Veterinary medicine has evolved to the point where the same high-tech options for testing and treating illnesses and diseases for people are available for our pets. Depending on their scope of practice and training, veterinary technicians may operate diagnostic screening equipment, including electrocardiographic (ECG), radiographic (X-ray) and ultrasonographic instruments, and even more advanced diagnostic machines like computed tomography (CT), magnetic resonance imagers (MRI) and gamma cameras.
Credentialed veterinary technicians can work in a variety of areas, including animal hospitals, laboratories, universities, animal shelters, research facilities and corporations, like drug companies and animal food firms.
“We have seen the rise of specialties within the profession where technicians can gain advanced knowledge and training in more specialized areas such as behavior, anesthesia or a species specialty,” says Black.
Advanced training is available for a veterinary technician who wants to become a veterinary technician specialist (VTS). Becoming a VTS requires additional training to receive credentials in one of the 10 specialties recognized by the National Association of Veterinary Technicians in America (navta.net) and described by the Veterinary Technician website (veterinarytechnician.com/specialties):
- Anesthesia specialty technicians use anesthesia and pain medications to lessen or eliminate discomfort during medical procedures. Their duties include preparing and administering anesthesia under the veterinarian’s supervision, adjusting drug dosages as necessary during surgery and assisting animals with recovery from anesthesia.
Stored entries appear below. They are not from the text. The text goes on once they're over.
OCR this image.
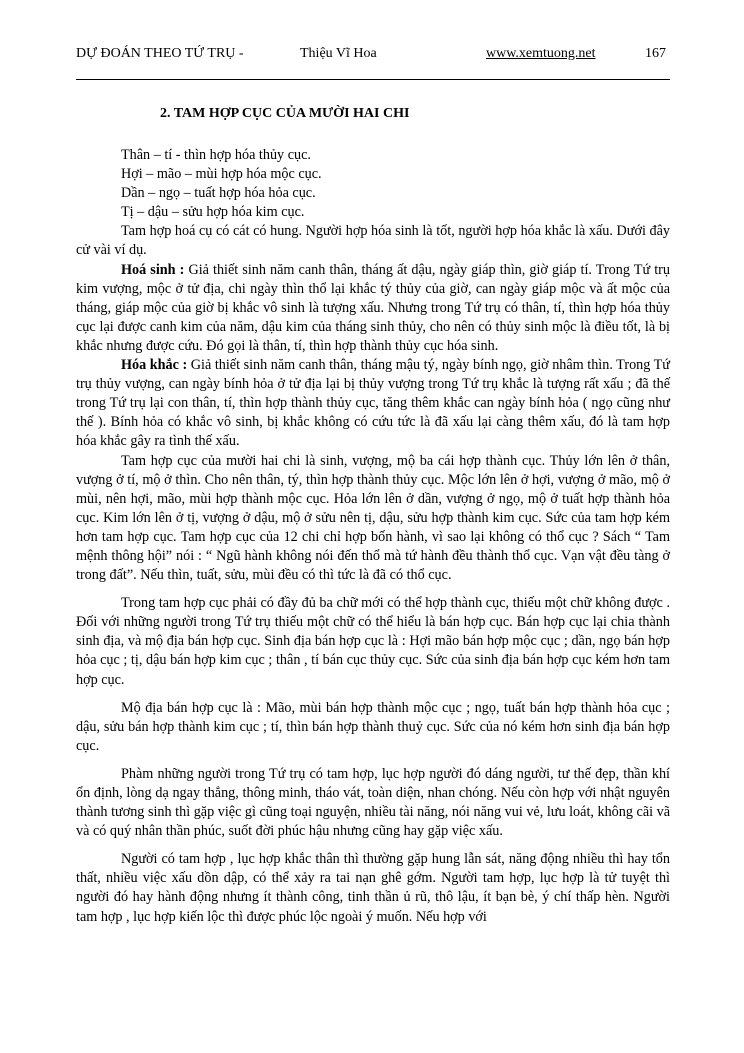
DỰ ĐOÁN THEO TỨ TRỤ -	Thiệu Vĩ Hoa	www.xemtuong.net	167
2. TAM HỢP CỤC CỦA MƯỜI HAI CHI

Thân – tí - thìn hợp hóa thủy cục.

Hợi – mão – mùi hợp hóa mộc cục.

Dần – ngọ – tuất hợp hóa hỏa cục.

Tị – dậu – sửu hợp hóa kim cục.

Tam hợp hoá cụ có cát có hung. Người hợp hóa sinh là tốt, người hợp hóa khắc là xấu. Dưới đây cử vài ví dụ.

Hoá sinh : Giả thiết sinh năm canh thân, tháng ất dậu, ngày giáp thìn, giờ giáp tí. Trong Tứ trụ kim vượng, mộc ở tử địa, chi ngày thìn thổ lại khắc tý thủy của giờ, can ngày giáp mộc và ất mộc của tháng, giáp mộc của giờ bị khắc vô sinh là tượng xấu. Nhưng trong Tứ trụ có thân, tí, thìn hợp hóa thủy cục lại được canh kim của năm, dậu kim của tháng sinh thủy, cho nên có thủy sinh mộc là điều tốt, là bị khắc nhưng được cứu. Đó gọi là thân, tí, thìn hợp thành thủy cục hóa sinh.

Hóa khắc : Giả thiết sinh năm canh thân, tháng mậu tý, ngày bính ngọ, giờ nhâm thìn. Trong Tứ trụ thủy vượng, can ngày bính hỏa ở tử địa lại bị thủy vượng trong Tứ trụ khắc là tượng rất xấu ; đã thế trong Tứ trụ lại con thân, tí, thìn hợp thành thủy cục, tăng thêm khắc can ngày bính hỏa ( ngọ cũng như thế ). Bính hỏa có khắc vô sinh, bị khắc không có cứu tức là đã xấu lại càng thêm xấu, đó là tam hợp hóa khắc gây ra tình thế xấu.

Tam hợp cục của mười hai chi là sinh, vượng, mộ ba cái hợp thành cục. Thủy lớn lên ở thân, vượng ở tí, mộ ở thìn. Cho nên thân, tý, thìn hợp thành thủy cục. Mộc lớn lên ở hợi, vượng ở mão, mộ ở mùi, nên hợi, mão, mùi hợp thành mộc cục. Hỏa lớn lên ở dần, vượng ở ngọ, mộ ở tuất hợp thành hỏa cục. Kim lớn lên ở tị, vượng ở dậu, mộ ở sửu nên tị, dậu, sửu hợp thành kim cục. Sức của tam hợp kém hơn tam hợp cục. Tam hợp cục của 12 chi chỉ hợp bốn hành, vì sao lại không có thổ cục ? Sách “ Tam mệnh thông hội” nói : “ Ngũ hành không nói đến thổ mà tứ hành đều thành thổ cục. Vạn vật đều tàng ở trong đất”. Nếu thìn, tuất, sửu, mùi đều có thì tức là đã có thổ cục.

Trong tam hợp cục phải có đầy đủ ba chữ mới có thể hợp thành cục, thiếu một chữ không được . Đối với những người trong Tứ trụ thiếu một chữ có thể hiểu là bán hợp cục. Bán hợp cục lại chia thành sinh địa, và mộ địa bán hợp cục. Sinh địa bán hợp cục là : Hợi mão bán hợp mộc cục ; dần, ngọ bán hợp hỏa cục ; tị, dậu bán hợp kim cục ; thân , tí bán cục thủy cục. Sức của sinh địa bán hợp cục kém hơn tam hợp cục.

Mộ địa bán hợp cục là : Mão, mùi bán hợp thành mộc cục ; ngọ, tuất bán hợp thành hỏa cục ; dậu, sửu bán hợp thành kim cục ; tí, thìn bán hợp thành thuỷ cục. Sức của nó kém hơn sinh địa bán hợp cục.

Phàm những người trong Tứ trụ có tam hợp, lục hợp người đó dáng người, tư thế đẹp, thần khí ổn định, lòng dạ ngay thẳng, thông minh, tháo vát, toàn diện, nhan chóng. Nếu còn hợp với nhật nguyên thành tương sinh thì gặp việc gì cũng toại nguyện, nhiều tài năng, nói năng vui vẻ, lưu loát, không cãi vã và có quý nhân thần phúc, suốt đời phúc hậu nhưng cũng hay gặp việc xấu.

Người có tam hợp , lục hợp khắc thân thì thường gặp hung lẫn sát, năng động nhiều thì hay tổn thất, nhiều việc xấu dồn dập, có thể xảy ra tai nạn ghê gớm. Người tam hợp, lục hợp là tử tuyệt thì người đó hay hành động nhưng ít thành công, tinh thần ủ rũ, thô lậu, ít bạn bè, ý chí thấp hèn. Người tam hợp , lục hợp kiến lộc thì được phúc lộc ngoài ý muốn. Nếu hợp với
- Surgical specialty technicians assist with common surgical procedures such as orthopedic or soft-tissue surgeries and maintain the operating and recovery areas, clean and prepare surgical instruments and medical equipment, administer anesthesia or other presurgery medications, and perform postsurgical care.
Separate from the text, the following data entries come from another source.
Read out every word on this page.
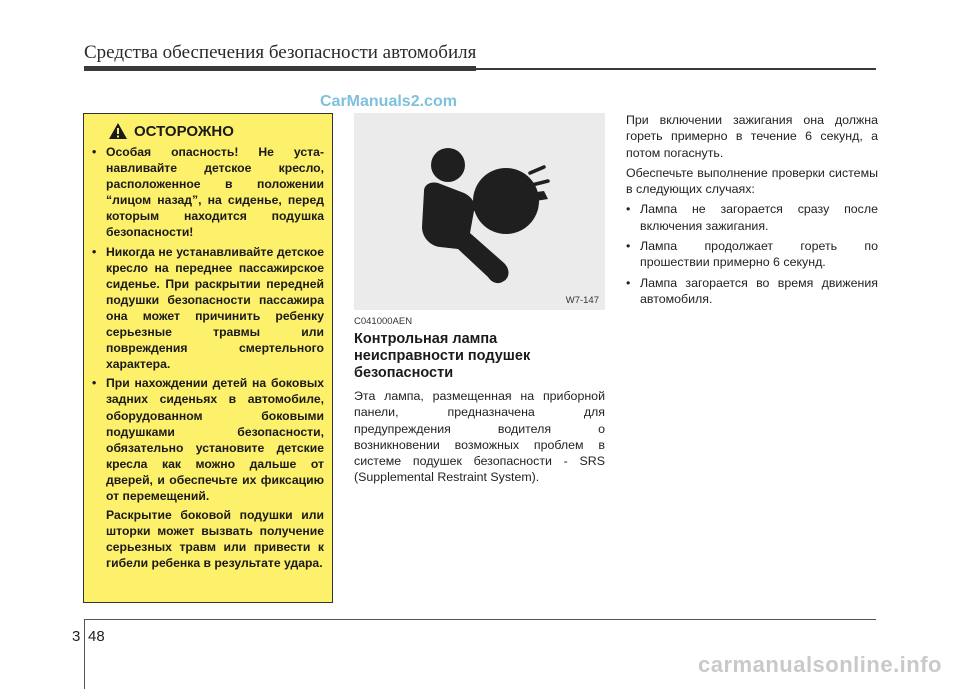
Средства обеспечения безопасности автомобиля
CarManuals2.com
ОСТОРОЖНО
• Особая опасность! Не устанавливайте детское кресло, расположенное в положении “лицом назад”, на сиденье, перед которым находится подушка безопасности!

• Никогда не устанавливайте детское кресло на переднее пассажирское сиденье. При раскрытии передней подушки безопасности пассажира она может причинить ребенку серьезные травмы или повреждения смертельного характера.

• При нахождении детей на боковых задних сиденьях в автомобиле, оборудованном боковыми подушками безопасности, обязательно установите детские кресла как можно дальше от дверей, и обеспечьте их фиксацию от перемещений.

Раскрытие боковой подушки или шторки может вызвать получение серьезных травм или привести к гибели ребенка в результате удара.

W7-147
C041000AEN
Контрольная лампа неисправности подушек безопасности

Эта лампа, размещенная на приборной панели, предназначена для предупреждения водителя о возникновении возможных проблем в системе подушек безопасности - SRS (Supplemental Restraint System).

При включении зажигания она должна гореть примерно в течение 6 секунд, а потом погаснуть.

Обеспечьте выполнение проверки системы в следующих случаях:

• Лампа не загорается сразу после включения зажигания.
• Лампа продолжает гореть по прошествии примерно 6 секунд.
• Лампа загорается во время движения автомобиля.
3 48
carmanualsonline.info
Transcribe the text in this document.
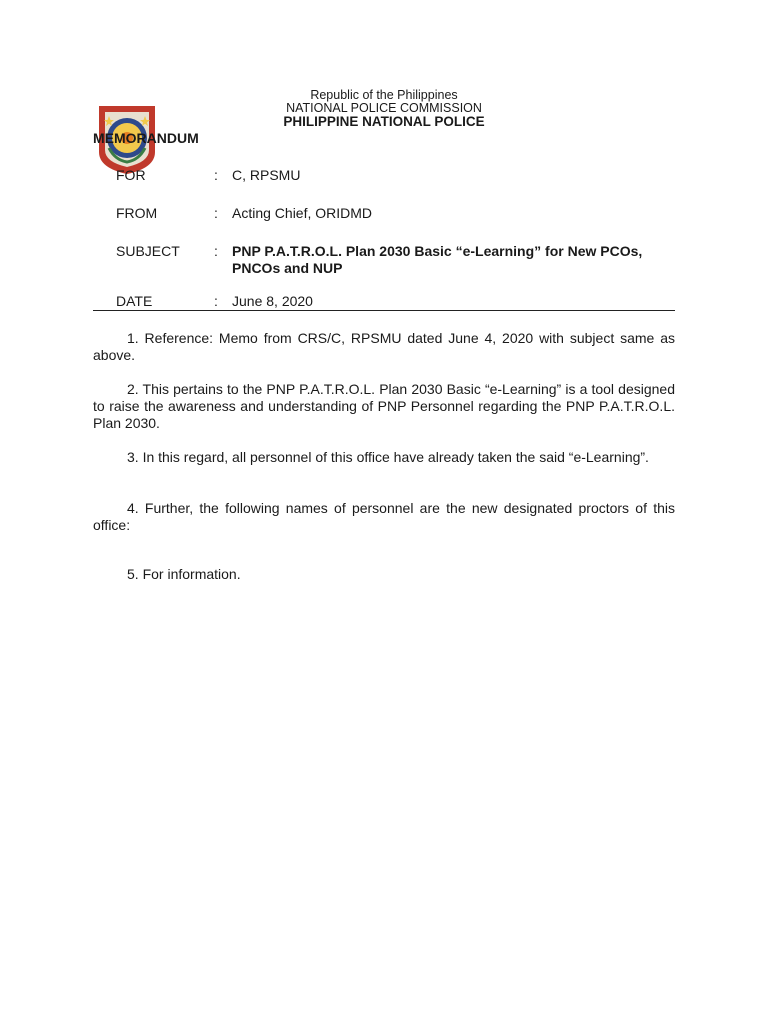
Republic of the Philippines
NATIONAL POLICE COMMISSION
PHILIPPINE NATIONAL POLICE
MEMORANDUM
FOR	:	C, RPSMU
FROM	:	Acting Chief, ORIDMD
SUBJECT	:	PNP P.A.T.R.O.L. Plan 2030 Basic “e-Learning” for New PCOs, PNCOs and NUP
DATE	:	June 8, 2020
1. Reference: Memo from CRS/C, RPSMU dated June 4, 2020 with subject same as above.
2. This pertains to the PNP P.A.T.R.O.L. Plan 2030 Basic “e-Learning” is a tool designed to raise the awareness and understanding of PNP Personnel regarding the PNP P.A.T.R.O.L. Plan 2030.
3. In this regard, all personnel of this office have already taken the said “e-Learning”.
4. Further, the following names of personnel are the new designated proctors of this office:
5. For information.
- Internal medicine specialty technicians usually pursue a subspecialty, such as cardiology, neurology or oncology, or focus specifically on large or small animals.
- Dental specialty technicians provide dental services to all types of animals, usually under the supervision of a licensed veterinarian.
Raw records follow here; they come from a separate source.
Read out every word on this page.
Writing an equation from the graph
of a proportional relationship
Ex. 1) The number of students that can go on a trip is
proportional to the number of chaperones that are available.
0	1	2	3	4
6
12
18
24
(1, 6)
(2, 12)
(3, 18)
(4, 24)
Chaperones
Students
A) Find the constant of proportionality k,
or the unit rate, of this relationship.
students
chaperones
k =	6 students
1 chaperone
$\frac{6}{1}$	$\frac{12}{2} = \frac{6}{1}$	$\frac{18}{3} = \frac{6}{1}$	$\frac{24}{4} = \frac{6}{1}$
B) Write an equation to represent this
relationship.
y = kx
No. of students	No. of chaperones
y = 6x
- Emergency and critical care specialty technicians work in hospitals or urgent care settings addressing emergencies, and observe and treat animals with critical illnesses.
- Behavior specialty technicians facilitate human–animal cooperation and bonding, from domestic pet training to working with zoos and wildlife. Specialists can also focus on animal therapy, behavior modification, or research and education.
- Zoo specialty technicians are trained in all aspects of zoological medicine, from basic health care to dentistry and diagnostic work.
- Equine specialty technicians focus on horse health and wellness, which usually requires certain physical abilities to handle and treat horses.
- Clinical practice specialty technicians typically work in private practice, specializing in canines and felines, exotic companion animals or farm animals.
- Nutrition specialty technicians specialize in basic animal nutrition, along with providing additional care related to food allergies and special nutritional needs.
“I think the future for veterinary technicians looks very bright. Most states (and provinces) either have, or are moving toward recognizing veterinary technicians as the professionals they are and requiring licensure or certification for them,” says Black.
“The veterinary profession as a whole is just starting to realize the benefits of having highly trained technicians and seeing that those veterinary practices that employ technicians have higher productivity and higher client satisfaction.
“Because this is a relatively young profession, there is a great vacuum that needs to be filled by capable professionals. Clients are demanding higher-quality health care for their pets, and technicians are the key to that. There are so many areas that technicians contribute to in the veterinary industry that the job possibilities are quite varied and extensive.”